Ok, quick apology to those in both classes. Note to self, make sure your notes are in order before teaching.
Recap of the problem.
Taking 500mg of acetaminophen every 4 hours and your body gets rid of 59% every 4 hours(leaving 41%). How much acetaminophen is in your body after you take the n-th dose.

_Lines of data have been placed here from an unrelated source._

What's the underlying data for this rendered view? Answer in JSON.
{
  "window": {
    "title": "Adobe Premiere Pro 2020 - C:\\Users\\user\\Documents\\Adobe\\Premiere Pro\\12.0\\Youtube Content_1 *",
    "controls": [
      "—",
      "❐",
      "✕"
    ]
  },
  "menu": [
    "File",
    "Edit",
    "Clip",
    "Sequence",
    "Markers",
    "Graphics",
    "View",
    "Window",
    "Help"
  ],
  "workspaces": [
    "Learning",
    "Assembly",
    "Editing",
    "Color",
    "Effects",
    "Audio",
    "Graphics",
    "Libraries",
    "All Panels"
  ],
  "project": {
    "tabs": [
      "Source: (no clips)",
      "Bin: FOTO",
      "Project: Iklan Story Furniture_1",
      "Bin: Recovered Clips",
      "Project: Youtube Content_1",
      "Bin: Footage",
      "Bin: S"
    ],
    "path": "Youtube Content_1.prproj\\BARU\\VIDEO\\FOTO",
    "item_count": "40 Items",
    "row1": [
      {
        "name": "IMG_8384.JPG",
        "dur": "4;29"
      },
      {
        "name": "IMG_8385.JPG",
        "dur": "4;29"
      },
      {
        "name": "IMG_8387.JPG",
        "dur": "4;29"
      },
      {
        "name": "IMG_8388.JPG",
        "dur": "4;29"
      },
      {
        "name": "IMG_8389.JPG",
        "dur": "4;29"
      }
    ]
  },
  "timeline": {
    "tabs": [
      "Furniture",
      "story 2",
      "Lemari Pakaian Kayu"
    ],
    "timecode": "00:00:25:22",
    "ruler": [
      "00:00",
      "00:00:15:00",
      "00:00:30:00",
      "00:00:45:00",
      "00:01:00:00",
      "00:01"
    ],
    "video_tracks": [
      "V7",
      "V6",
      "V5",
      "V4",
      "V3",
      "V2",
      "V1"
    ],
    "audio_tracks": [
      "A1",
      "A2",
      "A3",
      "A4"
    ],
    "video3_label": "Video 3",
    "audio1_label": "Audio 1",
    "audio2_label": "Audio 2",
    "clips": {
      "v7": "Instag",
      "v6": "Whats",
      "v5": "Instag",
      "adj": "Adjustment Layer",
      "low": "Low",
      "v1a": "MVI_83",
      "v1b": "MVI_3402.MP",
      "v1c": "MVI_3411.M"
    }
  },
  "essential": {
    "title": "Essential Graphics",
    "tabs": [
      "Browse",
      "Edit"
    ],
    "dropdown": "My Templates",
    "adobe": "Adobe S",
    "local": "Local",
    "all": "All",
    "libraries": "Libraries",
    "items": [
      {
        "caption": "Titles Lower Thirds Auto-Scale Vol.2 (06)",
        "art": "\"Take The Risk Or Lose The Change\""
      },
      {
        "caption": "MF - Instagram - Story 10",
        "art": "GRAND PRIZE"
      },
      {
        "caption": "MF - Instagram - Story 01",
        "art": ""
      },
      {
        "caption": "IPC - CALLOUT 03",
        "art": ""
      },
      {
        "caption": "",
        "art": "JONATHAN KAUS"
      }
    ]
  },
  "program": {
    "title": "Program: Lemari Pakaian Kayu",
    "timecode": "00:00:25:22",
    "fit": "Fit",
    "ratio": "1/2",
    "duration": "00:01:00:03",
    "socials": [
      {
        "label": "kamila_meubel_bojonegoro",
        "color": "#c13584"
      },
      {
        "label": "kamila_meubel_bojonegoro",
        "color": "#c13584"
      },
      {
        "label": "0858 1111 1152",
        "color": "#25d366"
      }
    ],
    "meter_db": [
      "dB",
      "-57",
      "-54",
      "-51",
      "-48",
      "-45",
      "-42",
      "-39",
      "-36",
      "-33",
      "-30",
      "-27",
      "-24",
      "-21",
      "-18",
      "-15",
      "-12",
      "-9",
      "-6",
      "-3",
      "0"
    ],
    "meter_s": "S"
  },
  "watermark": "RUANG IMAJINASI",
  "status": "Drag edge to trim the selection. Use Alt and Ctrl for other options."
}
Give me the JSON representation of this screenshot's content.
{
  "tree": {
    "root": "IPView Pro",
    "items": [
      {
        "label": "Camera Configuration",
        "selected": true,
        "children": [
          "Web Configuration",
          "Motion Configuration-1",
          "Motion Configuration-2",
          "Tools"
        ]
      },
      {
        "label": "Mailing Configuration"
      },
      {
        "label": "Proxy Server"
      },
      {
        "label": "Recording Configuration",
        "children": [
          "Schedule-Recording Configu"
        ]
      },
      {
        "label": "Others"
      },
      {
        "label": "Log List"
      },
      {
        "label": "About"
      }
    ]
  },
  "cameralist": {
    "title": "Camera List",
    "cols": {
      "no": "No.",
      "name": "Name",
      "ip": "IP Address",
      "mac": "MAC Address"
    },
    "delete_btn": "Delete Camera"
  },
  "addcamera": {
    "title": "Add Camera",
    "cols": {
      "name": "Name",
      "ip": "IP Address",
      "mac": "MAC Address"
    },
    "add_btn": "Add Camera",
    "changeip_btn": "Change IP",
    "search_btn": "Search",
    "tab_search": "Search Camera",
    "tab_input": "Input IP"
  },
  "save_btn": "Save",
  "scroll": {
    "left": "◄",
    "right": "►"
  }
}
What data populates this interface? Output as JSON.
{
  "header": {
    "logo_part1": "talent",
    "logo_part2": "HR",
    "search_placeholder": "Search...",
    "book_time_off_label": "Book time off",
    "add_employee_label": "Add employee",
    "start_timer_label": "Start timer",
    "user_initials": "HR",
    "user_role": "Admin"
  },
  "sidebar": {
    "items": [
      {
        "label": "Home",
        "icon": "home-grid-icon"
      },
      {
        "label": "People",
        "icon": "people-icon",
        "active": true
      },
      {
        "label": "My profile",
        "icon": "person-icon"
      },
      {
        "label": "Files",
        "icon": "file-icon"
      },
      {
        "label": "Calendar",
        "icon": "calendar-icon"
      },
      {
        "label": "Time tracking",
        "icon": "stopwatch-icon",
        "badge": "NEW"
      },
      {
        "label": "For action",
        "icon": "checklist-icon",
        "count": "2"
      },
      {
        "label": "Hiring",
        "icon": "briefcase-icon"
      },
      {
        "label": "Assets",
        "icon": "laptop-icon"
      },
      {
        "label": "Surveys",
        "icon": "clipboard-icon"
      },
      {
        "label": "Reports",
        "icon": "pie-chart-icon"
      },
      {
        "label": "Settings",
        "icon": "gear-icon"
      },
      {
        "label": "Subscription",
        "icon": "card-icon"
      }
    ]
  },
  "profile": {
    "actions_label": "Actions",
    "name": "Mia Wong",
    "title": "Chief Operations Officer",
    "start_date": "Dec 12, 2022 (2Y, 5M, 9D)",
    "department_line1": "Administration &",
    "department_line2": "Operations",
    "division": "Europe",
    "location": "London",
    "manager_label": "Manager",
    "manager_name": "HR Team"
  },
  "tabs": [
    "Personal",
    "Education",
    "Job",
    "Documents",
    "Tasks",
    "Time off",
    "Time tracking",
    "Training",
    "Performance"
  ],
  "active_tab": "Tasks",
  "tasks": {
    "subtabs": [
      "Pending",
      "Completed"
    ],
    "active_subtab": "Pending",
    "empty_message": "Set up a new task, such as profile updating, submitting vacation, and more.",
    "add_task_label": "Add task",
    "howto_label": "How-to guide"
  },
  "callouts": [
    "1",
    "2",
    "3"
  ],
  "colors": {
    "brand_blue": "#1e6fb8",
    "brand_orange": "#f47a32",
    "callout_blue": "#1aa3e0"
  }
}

Take a look at the sequence first:(in other words what is happening to the original amount that you took)
500, 205, 84.05, 34.46…

a) Write a recursive formula for `a_n`
so we have a common ratio of .41 and can write a common ratio as `r=(a_n)/(a_(n-1))`
Solve for `a_n` and you have your recursion formula. `a_n = .41(a_(n-1))`

b) Show that `a_n` can be viewed as a geometric series.
ans: if you show that the sequence has a common ratio for the given terms, then you can represent it in a geometric series (i.e. add them up)
`S_n`=500 + 205 + 84.05 + … `t_n`
c ) Find `S_18`

Now we use the partial sums formula `S_n=(1-r^n)/(1-r)`, Where:

n=18 (This is the number of terms your adding in the sum)
r=.41 (this is your common ratio)

`S_18`=847.4575363
note: this is the sum of the 1st 18 terms(500 + 205 + 84.05 + 34.46+…+`t_18`)
d)
`S_19`= 847.4575899
`S_21`=847.4576209

Notice that we are approaching a limit. Why does it approach a limit?